The FBI man smiled. “Maybe they made their killing anyway.”

“Huh? Oh, I see. A real killing, you mean. Then, on a personal level, this fellow seems to have been having an affair with one of his assistants.”

“Which one?”

“The girl. Her name is Mary Clare Gitlin. She was present at the time of the murder.”

“Here, you mean?”

Pilot shrugged. “Claims she was out walking in the woods. The wife was here, too. And the deceased further gummed up the works by having a fight with one of the male students over some bones in a museum.”

“Don’t forget the Cullowhees,” Hamp reminded him.

“The Indians? I thought he was helping them. Why should they kill him?”

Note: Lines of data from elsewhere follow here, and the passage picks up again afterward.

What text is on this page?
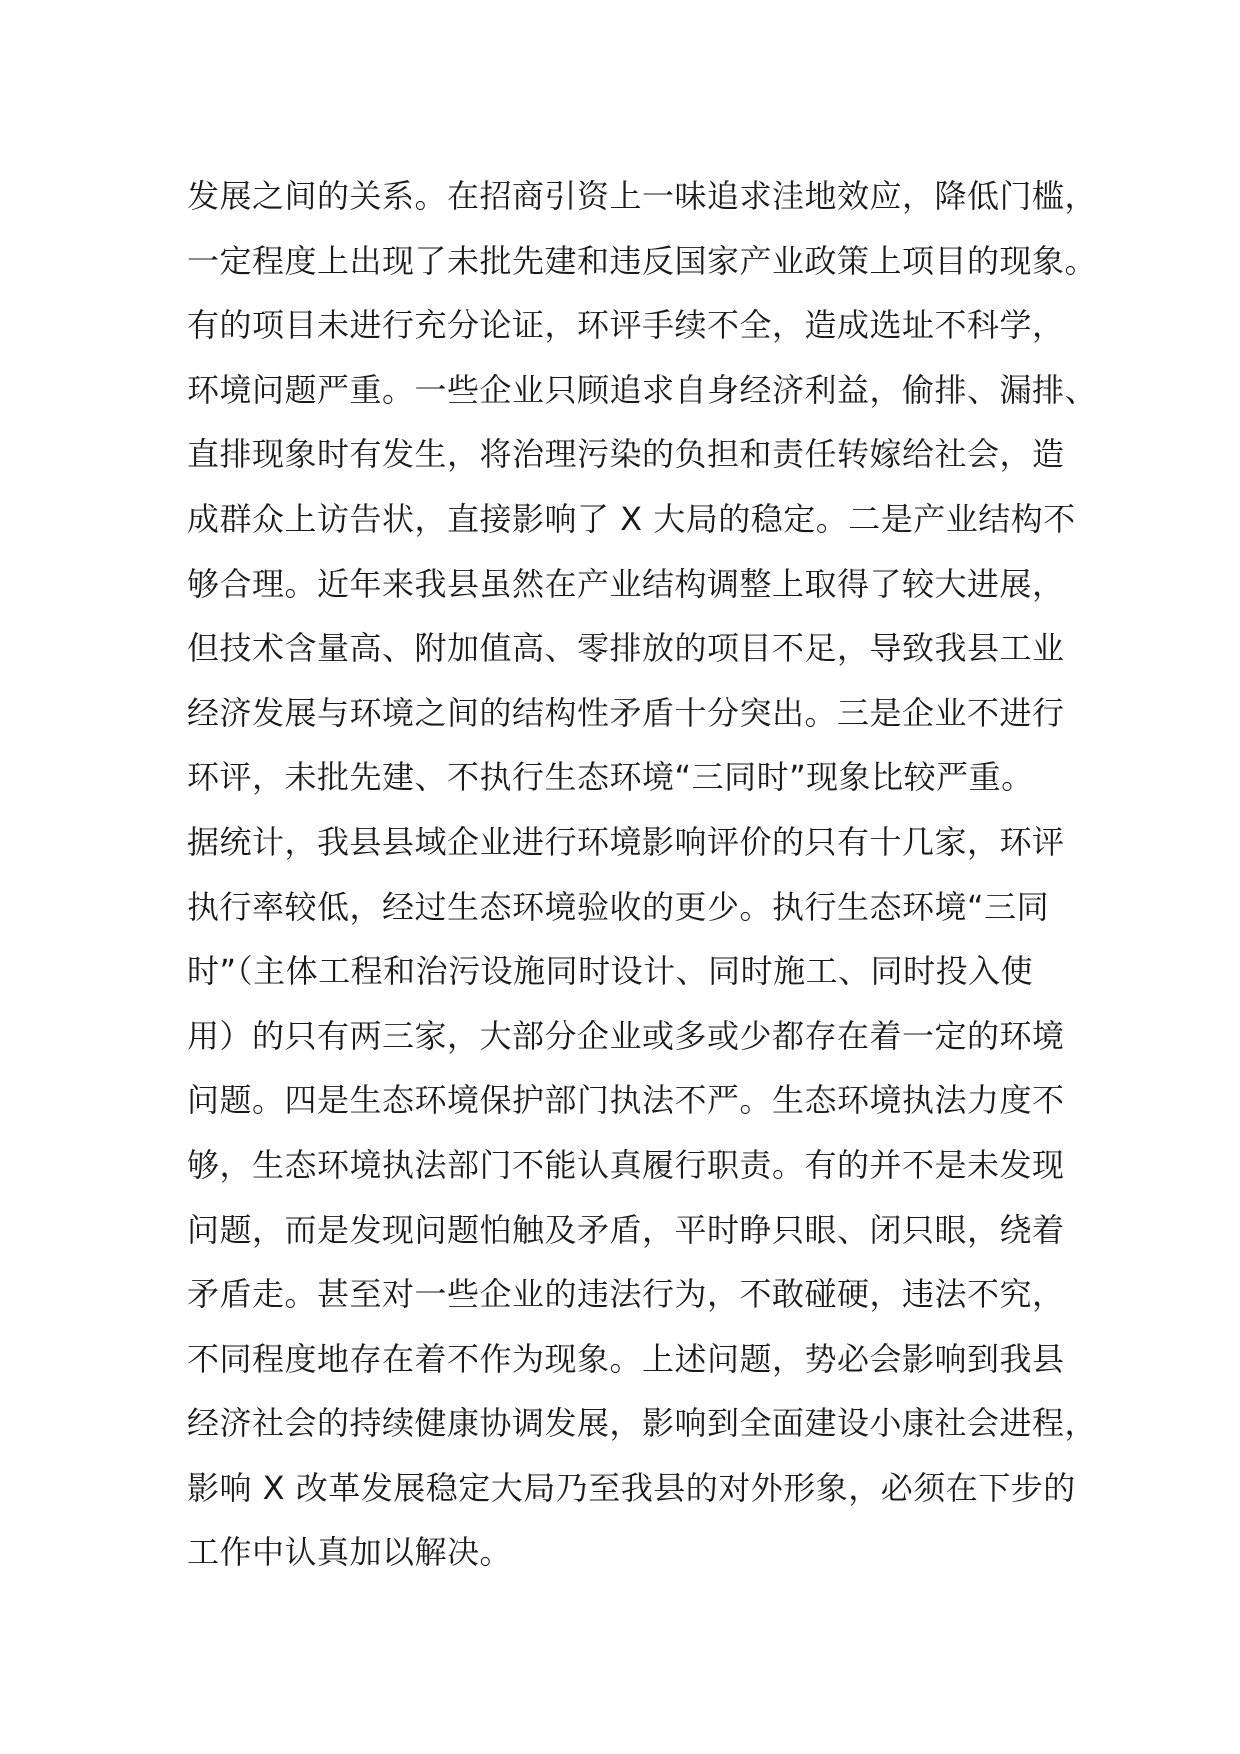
发展之间的关系。在招商引资上一味追求洼地效应，降低门槛，
一定程度上出现了未批先建和违反国家产业政策上项目的现象。
有的项目未进行充分论证，环评手续不全，造成选址不科学，
环境问题严重。一些企业只顾追求自身经济利益，偷排、漏排、
直排现象时有发生，将治理污染的负担和责任转嫁给社会，造
成群众上访告状，直接影响了 X 大局的稳定。二是产业结构不
够合理。近年来我县虽然在产业结构调整上取得了较大进展，
但技术含量高、附加值高、零排放的项目不足，导致我县工业
经济发展与环境之间的结构性矛盾十分突出。三是企业不进行
环评，未批先建、不执行生态环境“三同时”现象比较严重。
据统计，我县县域企业进行环境影响评价的只有十几家，环评
执行率较低，经过生态环境验收的更少。执行生态环境“三同
时”（主体工程和治污设施同时设计、同时施工、同时投入使
用）的只有两三家，大部分企业或多或少都存在着一定的环境
问题。四是生态环境保护部门执法不严。生态环境执法力度不
够，生态环境执法部门不能认真履行职责。有的并不是未发现
问题，而是发现问题怕触及矛盾，平时睁只眼、闭只眼，绕着
矛盾走。甚至对一些企业的违法行为，不敢碰硬，违法不究，
不同程度地存在着不作为现象。上述问题，势必会影响到我县
经济社会的持续健康协调发展，影响到全面建设小康社会进程，
影响 X 改革发展稳定大局乃至我县的对外形象，必须在下步的
工作中认真加以解决。
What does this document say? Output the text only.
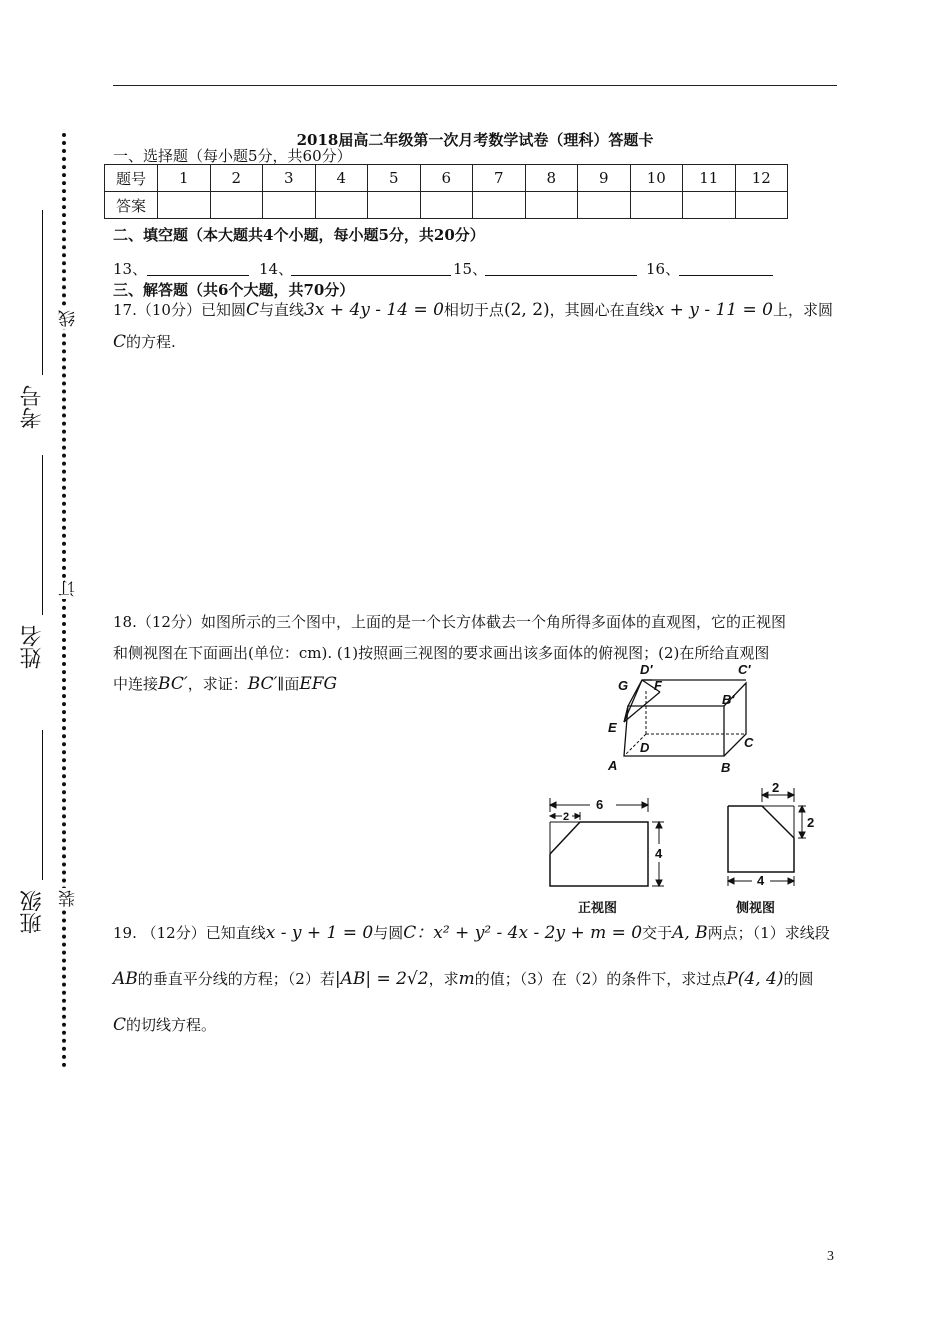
班级
姓名
考号
装
订
线
2018届高二年级第一次月考数学试卷（理科）答题卡
一、选择题（每小题5分，共60分）
题号	1	2	3	4	5	6	7	8	9	10	11	12
答案												
二、填空题（本大题共4个小题，每小题5分，共20分）
13、	14、	15、	16、
三、解答题（共6个大题，共70分）
17.（10分）已知圆C与直线3x + 4y - 14 = 0相切于点(2, 2)，其圆心在直线x + y - 11 = 0上，求圆
C的方程.
18.（12分）如图所示的三个图中，上面的是一个长方体截去一个角所得多面体的直观图，它的正视图
和侧视图在下面画出(单位：cm). (1)按照画三视图的要求画出该多面体的俯视图；(2)在所给直观图
中连接BC′，求证：BC′∥面EFG
D′	C′
G F
B′
E
D	C
A	B
6
2
4
正视图
2
2
4
侧视图
19. （12分）已知直线x - y + 1 = 0与圆C：x² + y² - 4x - 2y + m = 0交于A, B两点；（1）求线段
AB的垂直平分线的方程；（2）若|AB| = 2√2，求m的值；（3）在（2）的条件下，求过点P(4, 4)的圆
C的切线方程。
3
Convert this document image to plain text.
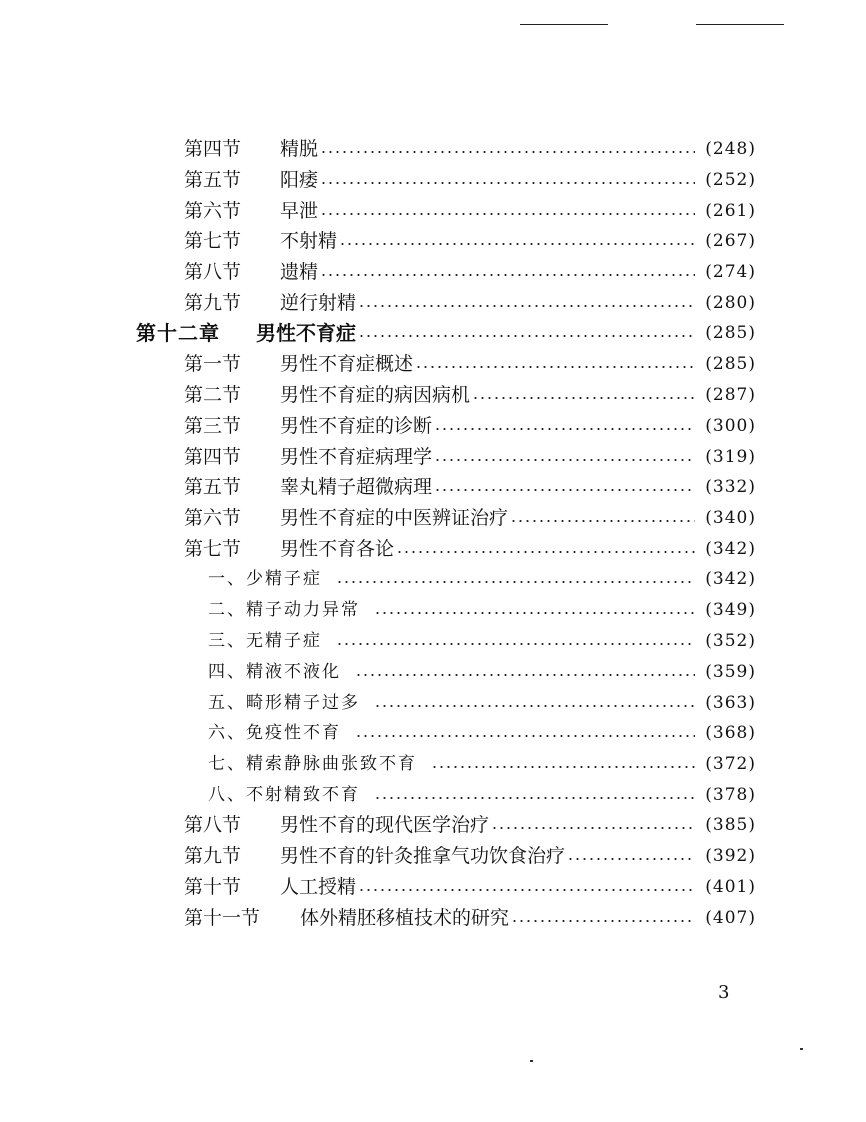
第四节	精脱	(248)
第五节	阳痿	(252)
第六节	早泄	(261)
第七节	不射精	(267)
第八节	遗精	(274)
第九节	逆行射精	(280)
第十二章	男性不育症	(285)
第一节	男性不育症概述	(285)
第二节	男性不育症的病因病机	(287)
第三节	男性不育症的诊断	(300)
第四节	男性不育症病理学	(319)
第五节	睾丸精子超微病理	(332)
第六节	男性不育症的中医辨证治疗	(340)
第七节	男性不育各论	(342)
一、少精子症	(342)
二、精子动力异常	(349)
三、无精子症	(352)
四、精液不液化	(359)
五、畸形精子过多	(363)
六、免疫性不育	(368)
七、精索静脉曲张致不育	(372)
八、不射精致不育	(378)
第八节	男性不育的现代医学治疗	(385)
第九节	男性不育的针灸推拿气功饮食治疗	(392)
第十节	人工授精	(401)
第十一节	体外精胚移植技术的研究	(407)
3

“Because they’re Cullowhees,” said Pilot with a tight smile. “You’re not from around here, are you?”

Garrett sighed. “Everybody says that. And no, I’m not. It’s FBI policy not to assign anyone to his own hometown.”

“Too bad. Sometimes it helps to know the background things,” said Pilot. “Take the Cullowhees, for instance. Those folks are so mean they must’ve been weaned on snake venom. Ain’t a man in the valley that hasn’t seen the inside of our jail two or three times. Summer’s the worst. They get so likkered up they’d stab their own mothers.”

“Tell him about the parade that time,” Hamp prompted.

“That was a few years back, but I don’t reckon folks’ll ever forget it. Bunch of Cullowhees got piss-eyed drunk at a poker game up here and killed some joker they claimed was cheating. He was a white man, too. Lord knows how he got in the game in the first place.”

“Likely they figured to take his money,” said Hamp.

“Yeah. Well, they stabbed him in the belly, and went on with the game while he bled to death. And then they strung him up in chains behind a pickup truck and drug him down the highway to Laurel Cove.”